Dancing In September? Waiting For Calley, Schuette

By Zachary Gorchow
Executive Editor and Publisher
Posted: September 5, 2017 5:04 PM

In less than three weeks, perhaps as many as 2,000 Michigan Republican activists will gather on Mackinac Island for the biennial fire up the troops meeting the fall before the election year, and with next year’s election featuring an open seat governor’s race, it figures to be quite the scene.

One would think.

Now that September has arrived, the question is when will Lt. Governor Brian Calley and Attorney General Bill Schuette make official what has been expected for more than six years: they are running for governor in 2018? If they both announce prior to the conference and join Sen. Patrick Colbeck and Dr. Jim Hines, the two Republicans already in the race, the island figures to be jammed with activists ferried in by the candidates in hopes of getting a little bit of a jolt from the straw poll that will take place.

Remember eight years ago when then-candidate and now-Governor Rick Snyder brought along an army of young people – including former Michigan State University Quarterback Jeff Smoker – wearing neon green “Rick Michigan” T-shirts to vote for him in the straw poll? It worked. Mr. Snyder, an unknown at that point, won the straw poll and got some publicity. And at that point, all five candidates who would appear on the 2010 ballot were in the race.

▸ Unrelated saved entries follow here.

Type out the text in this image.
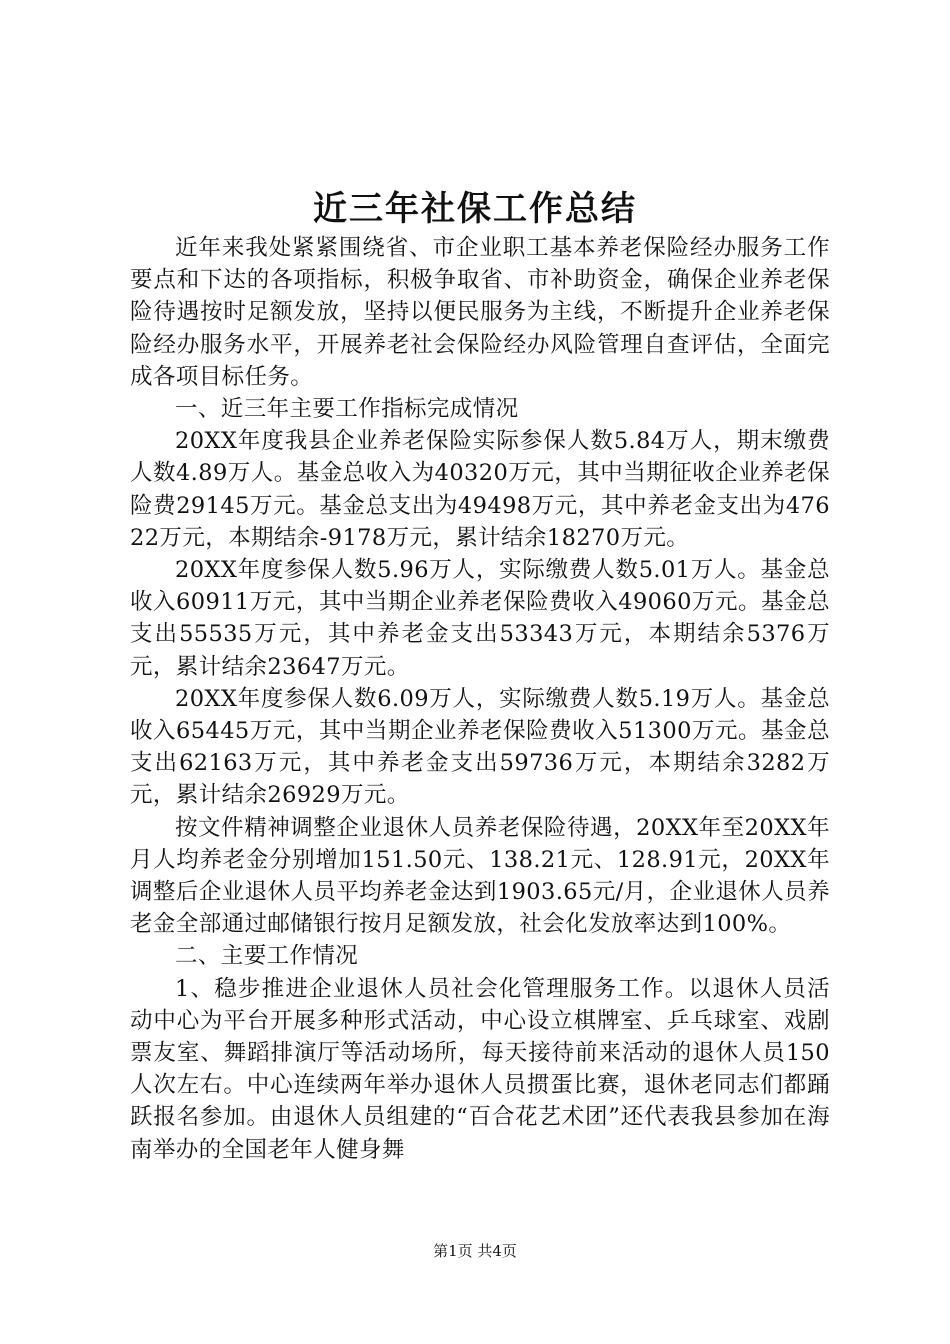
近三年社保工作总结

近年来我处紧紧围绕省、市企业职工基本养老保险经办服务工作要点和下达的各项指标，积极争取省、市补助资金，确保企业养老保险待遇按时足额发放，坚持以便民服务为主线，不断提升企业养老保险经办服务水平，开展养老社会保险经办风险管理自查评估，全面完成各项目标任务。

一、近三年主要工作指标完成情况

20XX年度我县企业养老保险实际参保人数5.84万人，期末缴费人数4.89万人。基金总收入为40320万元，其中当期征收企业养老保险费29145万元。基金总支出为49498万元，其中养老金支出为47622万元，本期结余-9178万元，累计结余18270万元。

20XX年度参保人数5.96万人，实际缴费人数5.01万人。基金总收入60911万元，其中当期企业养老保险费收入49060万元。基金总支出55535万元，其中养老金支出53343万元，本期结余5376万元，累计结余23647万元。

20XX年度参保人数6.09万人，实际缴费人数5.19万人。基金总收入65445万元，其中当期企业养老保险费收入51300万元。基金总支出62163万元，其中养老金支出59736万元，本期结余3282万元，累计结余26929万元。

按文件精神调整企业退休人员养老保险待遇，20XX年至20XX年月人均养老金分别增加151.50元、138.21元、128.91元，20XX年调整后企业退休人员平均养老金达到1903.65元/月，企业退休人员养老金全部通过邮储银行按月足额发放，社会化发放率达到100%。

二、主要工作情况

1、稳步推进企业退休人员社会化管理服务工作。以退休人员活动中心为平台开展多种形式活动，中心设立棋牌室、乒乓球室、戏剧票友室、舞蹈排演厅等活动场所，每天接待前来活动的退休人员150人次左右。中心连续两年举办退休人员掼蛋比赛，退休老同志们都踊跃报名参加。由退休人员组建的“百合花艺术团”还代表我县参加在海南举办的全国老年人健身舞

第1页 共4页
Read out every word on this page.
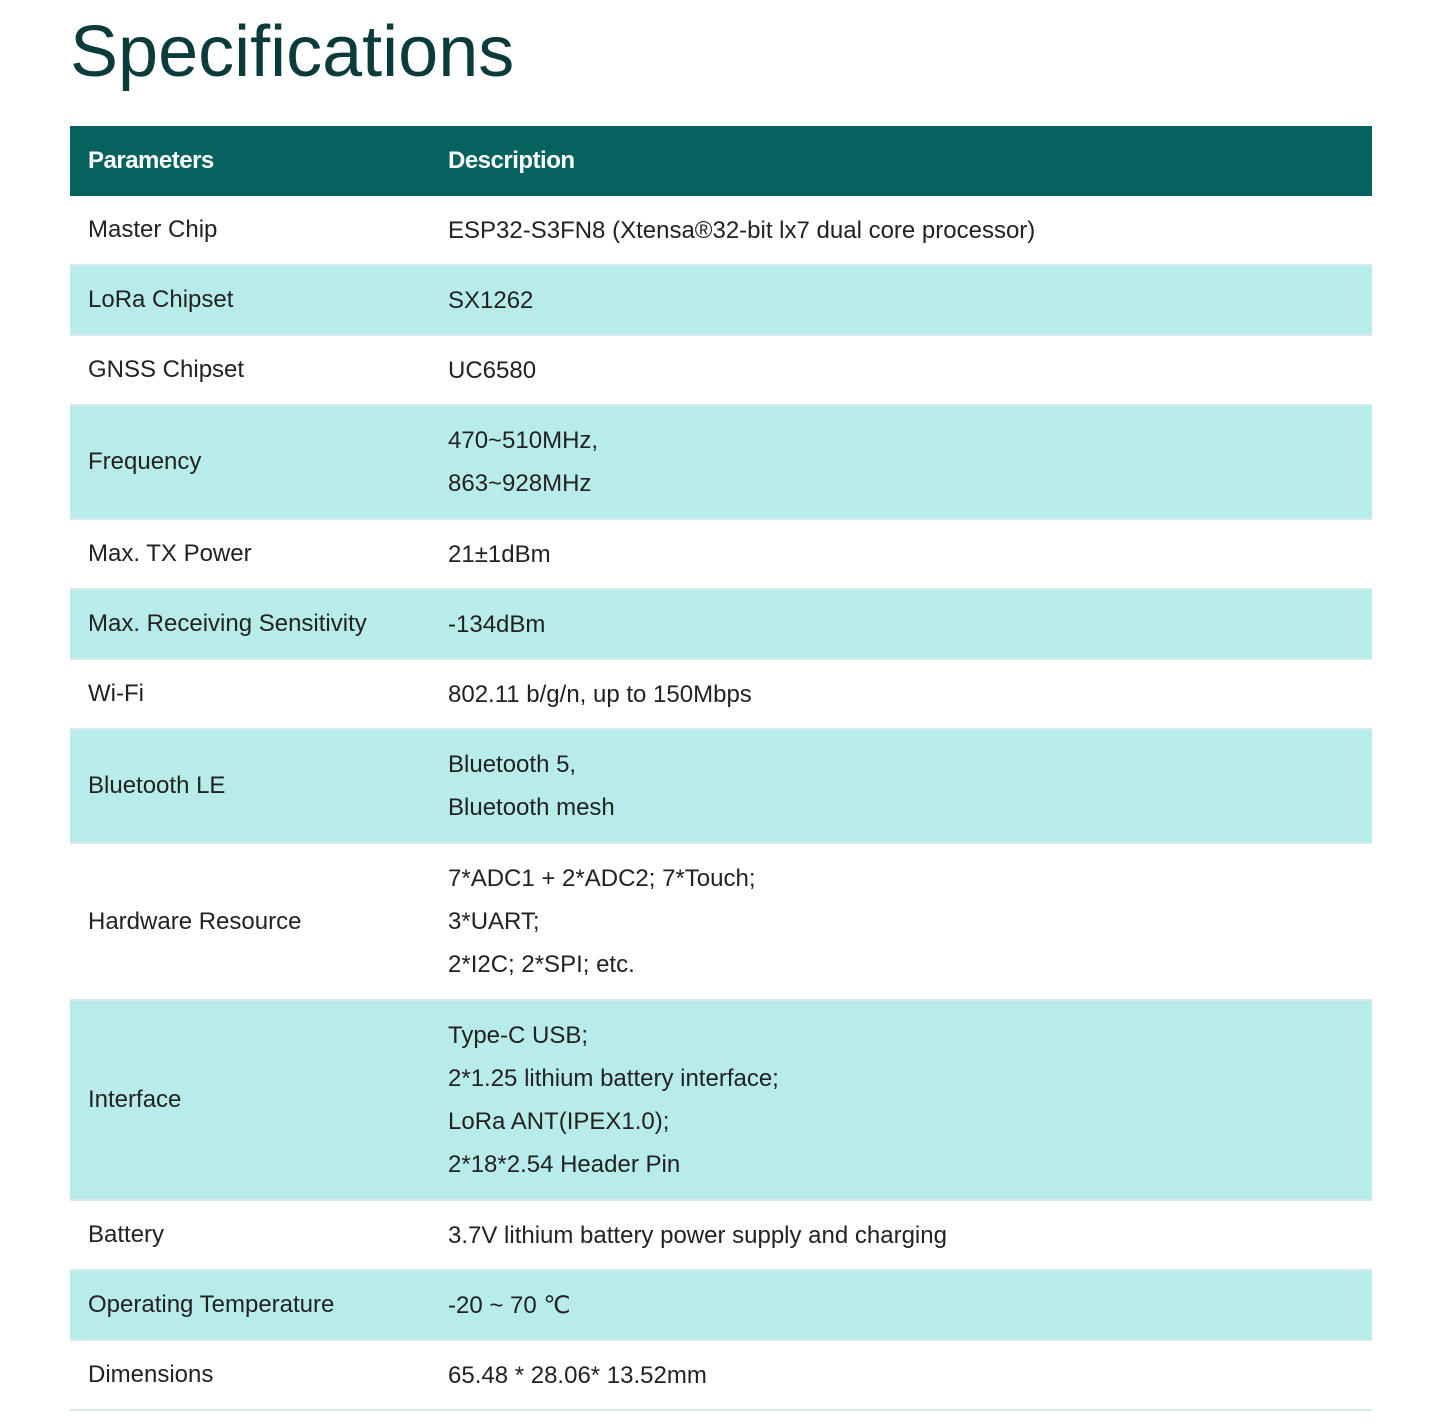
Specifications
Parameters	Description
Master Chip	ESP32-S3FN8 (Xtensa®32-bit lx7 dual core processor)

LoRa Chipset	SX1262

GNSS Chipset	UC6580

Frequency	470~510MHz,
863~928MHz

Max. TX Power	21±1dBm

Max. Receiving Sensitivity	-134dBm

Wi-Fi	802.11 b/g/n, up to 150Mbps

Bluetooth LE	Bluetooth 5,
Bluetooth mesh

Hardware Resource	7*ADC1 + 2*ADC2; 7*Touch;
3*UART;
2*I2C; 2*SPI; etc.

Interface	Type-C USB;
2*1.25 lithium battery interface;
LoRa ANT(IPEX1.0);
2*18*2.54 Header Pin

Battery	3.7V lithium battery power supply and charging

Operating Temperature	-20 ~ 70 ℃

Dimensions	65.48 * 28.06* 13.52mm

The straw poll, which Gongwer News Service co-sponsored in 2013, doesn’t have the greatest success in predicting what will happen, however. U.S. Sen. Rand Paul won it in 2013 and 2015 when activists were asked to select their presidential choice for 2016, and Mr. Paul quickly flamed out in the 2016 primaries and caucuses.

If they do not declare prior to the conference, it’s going to take some of the juice out of the event. Sure, the two of them will make the rounds and work the activists, but there’s a big difference between being a candidate in waiting and an actual candidate. In 2009, then-Attorney General Mike Cox used the meeting to offer a large policy platform in the days leading up to it.

Sure, Mr. Calley and Mr. Schuette could keep doing what they have been doing, raising money and padding their campaign war chests, funds that can be transferred to a gubernatorial campaign committee if and when they form one. But it is hard to figure what advantage would exist in passing on the opportunity to start making their case, face-to-face, with 2,000 of the most loyal, active Republicans in the state as to why they should carry the party’s flag for governor next year.

Staying on the sidelines would allow them to continue going about their current jobs without everything they do being explicitly viewed in the context of 2018, though it has felt for some time like they already are judged in that manner anyway.

The party’s biennial meeting has long been seen as its launching pad for the upcoming election. We’ll find out soon if two long-presumed candidates for governor still think that is so.